Using The Cancer Proteome Atlas (TCPA) data, we examined RCC, LCC and rectal cancers by proteomic cancer co-expression subnetworks using association estimators methodology previously described by our group (see Methods in Additional file 3). Interestingly, no common protein emerged as having a centralized role (hub protein) across all 3 cancer locations. Within protein-protein interaction networks, several hub proteins, and their respective interactomes, were found to be unique to each of the locations (Fig. 3, see Additional file 6: Table S4).

Fig. 3
figure 3

shows the hub genes and neighbors in the disease-related sub-networks obtained by the most successful KDE method (in terms of precision score) in a RCC, b LCC and c rectal cancers. The genes registered in DisGeNET and experimentally confirmed for the diseases are shown with colored and larger nodes. Among these, genes that are not colored but have a red frame have a PMID value of one (e.g. have one supporting publication). There is no entry in DisGeNET for the grey colored nodes. Also, the most associated top three biological pathways, to which each module is related, are given above or below the relevant module to annotate each module

Several hub proteins that might have a major role in RCC were identified: BAP1 (tumor suppressor gene) CASP8 (apoptosis) PCNA (DNA repair) NRAS (RTK-RAS pathway) PEA15 (apoptosis and RET signaling) DVL3 (cell proliferation and ATM-dependent DNA damage response) and PDPK1 (growth regulation) (Fig. 3a). The potentially significant hub proteins in LCC were: BAP1, BAK1 (apoptosis and prognostic in breast cancer) COG3 (protein glycosylation/golgi function) CCNB1 (mitosis and prognosis in breast cancer) SRSF1 (RNA splicing and prognosis in small cell lung cancer) DIRAS3 (tumor suppressor gene) and LCK (resistance to apoptosis) (Fig. 3b). Hub proteins unique to rectal cancers were: IGF1R (proliferation, invasion, migration), TSC1 (cell growth) BRCA2 (DNA repair) and COPS5 (multiple pathways) (Fig. 3c).

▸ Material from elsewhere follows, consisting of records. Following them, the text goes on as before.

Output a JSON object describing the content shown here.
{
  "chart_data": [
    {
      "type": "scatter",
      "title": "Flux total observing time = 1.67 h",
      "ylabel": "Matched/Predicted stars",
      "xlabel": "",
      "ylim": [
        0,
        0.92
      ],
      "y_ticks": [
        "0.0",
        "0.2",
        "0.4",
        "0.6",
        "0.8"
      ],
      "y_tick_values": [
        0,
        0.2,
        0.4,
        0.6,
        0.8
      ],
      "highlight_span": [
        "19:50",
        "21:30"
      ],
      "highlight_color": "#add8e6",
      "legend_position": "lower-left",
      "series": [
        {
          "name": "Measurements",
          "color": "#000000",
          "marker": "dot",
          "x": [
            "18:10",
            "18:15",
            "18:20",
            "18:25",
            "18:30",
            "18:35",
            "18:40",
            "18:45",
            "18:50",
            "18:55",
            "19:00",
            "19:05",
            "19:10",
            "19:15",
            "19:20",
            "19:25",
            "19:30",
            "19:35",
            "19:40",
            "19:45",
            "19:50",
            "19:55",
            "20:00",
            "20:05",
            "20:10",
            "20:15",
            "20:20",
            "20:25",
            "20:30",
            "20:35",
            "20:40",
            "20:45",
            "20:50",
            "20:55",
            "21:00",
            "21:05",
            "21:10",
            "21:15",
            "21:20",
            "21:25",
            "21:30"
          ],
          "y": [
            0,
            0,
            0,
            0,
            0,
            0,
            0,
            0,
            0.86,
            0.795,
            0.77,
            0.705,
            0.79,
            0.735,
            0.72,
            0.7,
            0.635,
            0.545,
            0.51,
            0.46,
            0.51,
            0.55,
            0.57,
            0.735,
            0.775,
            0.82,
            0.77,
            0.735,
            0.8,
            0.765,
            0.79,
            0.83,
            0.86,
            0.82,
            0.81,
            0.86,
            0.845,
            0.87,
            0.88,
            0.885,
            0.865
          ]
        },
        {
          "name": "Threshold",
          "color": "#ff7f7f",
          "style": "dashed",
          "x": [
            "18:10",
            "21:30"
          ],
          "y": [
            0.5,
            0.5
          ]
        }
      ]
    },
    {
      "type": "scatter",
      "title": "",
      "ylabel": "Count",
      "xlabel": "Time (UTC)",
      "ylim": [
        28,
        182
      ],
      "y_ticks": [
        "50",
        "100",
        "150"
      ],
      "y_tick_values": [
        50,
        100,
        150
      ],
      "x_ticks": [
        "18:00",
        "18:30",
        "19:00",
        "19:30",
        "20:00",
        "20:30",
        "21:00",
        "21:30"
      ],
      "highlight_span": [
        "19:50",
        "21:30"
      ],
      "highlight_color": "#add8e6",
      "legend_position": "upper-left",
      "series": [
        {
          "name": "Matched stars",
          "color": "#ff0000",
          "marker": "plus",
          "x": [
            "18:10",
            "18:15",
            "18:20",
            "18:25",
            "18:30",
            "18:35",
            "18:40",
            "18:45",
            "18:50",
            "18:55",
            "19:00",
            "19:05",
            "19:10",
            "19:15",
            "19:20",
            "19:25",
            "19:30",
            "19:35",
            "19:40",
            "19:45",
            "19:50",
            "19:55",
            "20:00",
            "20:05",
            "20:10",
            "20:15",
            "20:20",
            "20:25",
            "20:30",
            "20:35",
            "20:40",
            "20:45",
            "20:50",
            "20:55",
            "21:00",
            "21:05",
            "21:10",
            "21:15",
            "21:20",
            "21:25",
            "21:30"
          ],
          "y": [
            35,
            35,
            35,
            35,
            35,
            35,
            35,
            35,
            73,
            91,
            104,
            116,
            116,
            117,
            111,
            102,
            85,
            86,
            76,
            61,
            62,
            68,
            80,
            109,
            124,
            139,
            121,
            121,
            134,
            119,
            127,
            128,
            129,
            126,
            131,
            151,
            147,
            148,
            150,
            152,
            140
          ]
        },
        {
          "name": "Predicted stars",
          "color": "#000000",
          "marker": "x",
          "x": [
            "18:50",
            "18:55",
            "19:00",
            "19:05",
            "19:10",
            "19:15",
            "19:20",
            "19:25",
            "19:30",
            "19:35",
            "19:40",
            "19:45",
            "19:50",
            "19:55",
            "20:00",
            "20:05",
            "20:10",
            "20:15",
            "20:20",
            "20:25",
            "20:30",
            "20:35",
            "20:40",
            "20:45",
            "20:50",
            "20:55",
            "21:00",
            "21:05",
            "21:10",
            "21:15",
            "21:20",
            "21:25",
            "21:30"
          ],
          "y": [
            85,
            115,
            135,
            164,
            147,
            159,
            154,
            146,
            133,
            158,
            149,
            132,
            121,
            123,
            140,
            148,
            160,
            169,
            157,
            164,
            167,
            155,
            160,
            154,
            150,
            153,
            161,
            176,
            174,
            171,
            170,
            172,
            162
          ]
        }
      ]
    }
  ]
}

BAP1 was found to have a prominent role in both RCC and LCC. Although there are several conserved interactions, the BAP1 interactome of LCC diverges from that of RCC. Among the conserved interacting proteins are: BRD4, ADAR, GAB2, SLC1A5, EIF4G1, ERCC5 and TP53BP1, BRD4, ADAR, MSH6, FOXM1 and XRCC5. Specific to LCC, BAP1 showed interactions with ERCC1, PRKCA, GATA6, JAK2, RAD51, TSC1, RSC1, NOTCH1, BCL2, KIT, PRKCD, CDH2, ARID1A, ASNS, SQSTM1 and DVL3. Specific to RCC, BAP1 was noted to interact with CDH1, MAPK14, MRE11A, MET, YAP1, STK11, ERBB3, PIK3CA, PXN, CHEK1, CTNNB1, STAT5A, EEF2K, G6PD, COG3, RBM15, BCL2A1, SYK, RELA and ANXA1.

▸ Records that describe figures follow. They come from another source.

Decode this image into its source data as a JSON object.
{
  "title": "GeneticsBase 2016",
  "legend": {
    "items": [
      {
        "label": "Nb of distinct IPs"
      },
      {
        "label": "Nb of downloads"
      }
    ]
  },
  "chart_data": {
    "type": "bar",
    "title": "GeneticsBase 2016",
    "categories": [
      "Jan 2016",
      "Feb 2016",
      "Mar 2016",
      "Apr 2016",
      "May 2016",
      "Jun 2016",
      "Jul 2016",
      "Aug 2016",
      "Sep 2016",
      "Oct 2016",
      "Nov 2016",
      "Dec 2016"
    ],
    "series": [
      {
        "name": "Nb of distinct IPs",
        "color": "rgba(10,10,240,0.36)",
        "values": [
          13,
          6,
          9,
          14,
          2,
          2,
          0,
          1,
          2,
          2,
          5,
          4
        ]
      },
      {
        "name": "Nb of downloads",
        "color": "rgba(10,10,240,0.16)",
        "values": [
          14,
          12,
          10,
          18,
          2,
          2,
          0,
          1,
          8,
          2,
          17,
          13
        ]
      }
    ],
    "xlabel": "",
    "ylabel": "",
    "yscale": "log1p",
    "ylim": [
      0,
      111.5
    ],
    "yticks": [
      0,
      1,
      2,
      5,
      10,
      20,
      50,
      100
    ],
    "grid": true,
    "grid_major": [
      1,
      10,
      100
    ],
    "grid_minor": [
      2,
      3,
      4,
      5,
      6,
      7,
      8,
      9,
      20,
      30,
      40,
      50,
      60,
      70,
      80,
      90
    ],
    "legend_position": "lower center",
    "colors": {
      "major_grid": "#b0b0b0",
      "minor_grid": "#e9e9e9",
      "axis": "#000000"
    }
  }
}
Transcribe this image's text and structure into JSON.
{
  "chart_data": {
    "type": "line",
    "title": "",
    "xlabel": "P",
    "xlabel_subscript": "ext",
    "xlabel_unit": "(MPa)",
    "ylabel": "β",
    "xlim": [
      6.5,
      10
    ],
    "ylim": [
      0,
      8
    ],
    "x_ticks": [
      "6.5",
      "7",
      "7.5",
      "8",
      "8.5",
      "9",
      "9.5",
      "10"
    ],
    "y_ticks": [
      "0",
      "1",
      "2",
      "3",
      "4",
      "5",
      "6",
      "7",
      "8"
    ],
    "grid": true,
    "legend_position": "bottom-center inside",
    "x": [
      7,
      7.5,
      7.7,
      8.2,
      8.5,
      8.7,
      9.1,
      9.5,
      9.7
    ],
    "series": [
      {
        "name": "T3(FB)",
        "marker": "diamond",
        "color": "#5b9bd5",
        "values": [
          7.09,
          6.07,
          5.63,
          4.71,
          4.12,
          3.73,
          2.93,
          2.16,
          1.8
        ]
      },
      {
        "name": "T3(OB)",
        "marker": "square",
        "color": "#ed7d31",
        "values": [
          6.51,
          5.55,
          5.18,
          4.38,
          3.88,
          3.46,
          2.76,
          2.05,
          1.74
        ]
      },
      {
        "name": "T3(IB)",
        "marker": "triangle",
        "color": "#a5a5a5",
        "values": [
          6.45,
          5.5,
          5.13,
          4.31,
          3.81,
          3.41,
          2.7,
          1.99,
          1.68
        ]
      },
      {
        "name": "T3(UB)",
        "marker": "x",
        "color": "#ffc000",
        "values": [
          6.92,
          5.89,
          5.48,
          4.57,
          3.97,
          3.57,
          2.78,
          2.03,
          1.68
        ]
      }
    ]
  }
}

Our results suggest BAP1 may have an essential role in carcinogenesis of colon cancer with conserved as well as divergent evolutionary interactions with other proteins in RCC and LCC that are largely absent in rectal cancers.

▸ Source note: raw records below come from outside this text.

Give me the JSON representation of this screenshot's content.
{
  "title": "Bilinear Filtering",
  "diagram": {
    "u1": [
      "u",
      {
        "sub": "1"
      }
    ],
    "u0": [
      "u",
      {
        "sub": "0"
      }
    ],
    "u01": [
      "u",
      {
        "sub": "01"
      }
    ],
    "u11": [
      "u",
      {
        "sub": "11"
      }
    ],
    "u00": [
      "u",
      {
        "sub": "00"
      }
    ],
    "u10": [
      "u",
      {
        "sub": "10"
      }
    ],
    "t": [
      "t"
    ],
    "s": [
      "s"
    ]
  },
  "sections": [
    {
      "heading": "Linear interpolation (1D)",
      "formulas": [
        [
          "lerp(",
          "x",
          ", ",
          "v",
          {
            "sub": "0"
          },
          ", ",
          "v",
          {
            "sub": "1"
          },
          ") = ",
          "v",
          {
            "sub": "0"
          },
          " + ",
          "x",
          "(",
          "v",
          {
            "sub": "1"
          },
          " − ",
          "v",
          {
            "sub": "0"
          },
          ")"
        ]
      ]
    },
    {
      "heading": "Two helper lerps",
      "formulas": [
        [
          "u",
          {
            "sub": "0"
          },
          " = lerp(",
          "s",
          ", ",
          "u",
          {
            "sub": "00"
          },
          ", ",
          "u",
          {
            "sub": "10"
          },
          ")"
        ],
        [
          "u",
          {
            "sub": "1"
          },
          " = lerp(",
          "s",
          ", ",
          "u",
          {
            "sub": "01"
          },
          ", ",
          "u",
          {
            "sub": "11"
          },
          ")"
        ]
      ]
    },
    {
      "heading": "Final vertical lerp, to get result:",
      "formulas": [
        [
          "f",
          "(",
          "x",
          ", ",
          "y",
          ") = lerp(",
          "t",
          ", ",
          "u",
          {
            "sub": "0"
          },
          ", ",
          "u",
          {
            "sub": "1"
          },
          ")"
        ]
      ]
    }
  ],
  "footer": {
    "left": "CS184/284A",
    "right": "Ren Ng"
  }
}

A somewhat surprising observation from this analysis is that the protein hubs and their interactomes are distinct for each of the anatomically defined tumor sites examined. Further, these protein signatures are not necessarily concordant with the somatic tumor profiles. Identifying alterations in tumor DNA and RNA have been of paramount importance. Clarifying post-transcriptional events and protein-protein interactions will also be highly relevant to understanding the variations in tumor biology and clinical behavior of these tumors. Prospective studies are needed to validate our findings and their implications in the clinical outcomes.